Munter kauft die Eurozone, so nennen wir einfach die gesamte Bürokratie, Anleihen aus Italien auf.
Dies hat die Bürokratie inzwischen offen zugegeben - ohne dass jemand danach fragen würde.
Wir unterstellen, dass auch die Entscheidungsträger inzwischen wissen, wie dicht Italien und damit die Eurozone selbst vor einem Crash stehen. Der Staatsbankrott steht auch in Rom vor der Tür.
Italien spart - zu schnell?
Zunächst fiel Italien positiv auf.
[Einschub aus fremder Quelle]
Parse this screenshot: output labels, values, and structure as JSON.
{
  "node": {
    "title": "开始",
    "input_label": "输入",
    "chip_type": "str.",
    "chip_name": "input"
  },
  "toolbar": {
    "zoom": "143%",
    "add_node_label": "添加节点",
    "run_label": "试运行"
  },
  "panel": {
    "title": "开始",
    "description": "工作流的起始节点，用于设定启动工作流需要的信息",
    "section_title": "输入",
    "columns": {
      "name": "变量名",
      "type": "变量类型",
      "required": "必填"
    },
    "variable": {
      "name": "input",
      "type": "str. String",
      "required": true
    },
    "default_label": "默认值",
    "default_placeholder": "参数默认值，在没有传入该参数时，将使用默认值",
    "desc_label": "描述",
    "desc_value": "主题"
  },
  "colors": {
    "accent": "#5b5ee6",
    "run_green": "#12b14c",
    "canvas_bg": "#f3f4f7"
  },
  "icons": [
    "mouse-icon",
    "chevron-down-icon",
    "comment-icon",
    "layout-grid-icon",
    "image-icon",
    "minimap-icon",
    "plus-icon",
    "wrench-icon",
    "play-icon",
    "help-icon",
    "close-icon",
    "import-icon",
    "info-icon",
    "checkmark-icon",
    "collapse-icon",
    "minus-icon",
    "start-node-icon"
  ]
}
Das Land hat sich mit Beginn der Debatte 2011, als Griechenland erstmals vor dem Aus stand, um ein schnelles Sparprogramm bemüht.
Italien will offensichtlich dem Crash tatsächlich entgehen. In den vergangenen Jahren hatten Analysten den Italienern diese Entschlossenheit kaum zugetraut. Nur:
Das Sparprogramm hilft derzeit nicht. Erste Analysten räumen ein, dass Italien möglicherweise sogar zu schnell spart. So fallen wichtige Konsumpfeiler aus, die Steuereinnahmen brechen weg.
Die Finanzmärkte reagieren bereits: Anleihen aus Italien bringen derzeit Einstiegsrenditen in Höhe von mehr als 6,5%.
Anleihe-Experten sagen dazu: der "Spread", das heißt, der Unterschied zu deutschen Staatsanleihen ist mit 4%-Punkten viel zu hoch. Wir halten dagegen. Warren Buffett, vermögendster Investor der Welt, behauptet gelegentlich: "Mr. Market hat immer Recht".
Markt weiß: Rettungsschirm ist aufgespannt
Wer diesen Renditeaufschlag sieht, muss sich an sich wundern. Der Rettungsschirm der Eurozone sichert auch italienische Staatsanleihen ab, wenn es darauf ankommt.
Dass der Risikoaufschlag trotzdem so hoch ausfällt, liegt an einem weiteren Umstand: die Märkte wissen, wie schlecht es um den Rettungsfonds steht.
Da nicht nur Portugal und Griechenland, sondern auch Spanien, Irland, in einigen Monaten sogar Frankreich im Brennpunkt stehen, reicht das Volumen vorne und hinten nicht.
Die Frage ist dann, wer tatsächlich wann und wie hoch bedient wird. So erklären sich die hohen Renditeaufschläge für italienische Staatsanleihen.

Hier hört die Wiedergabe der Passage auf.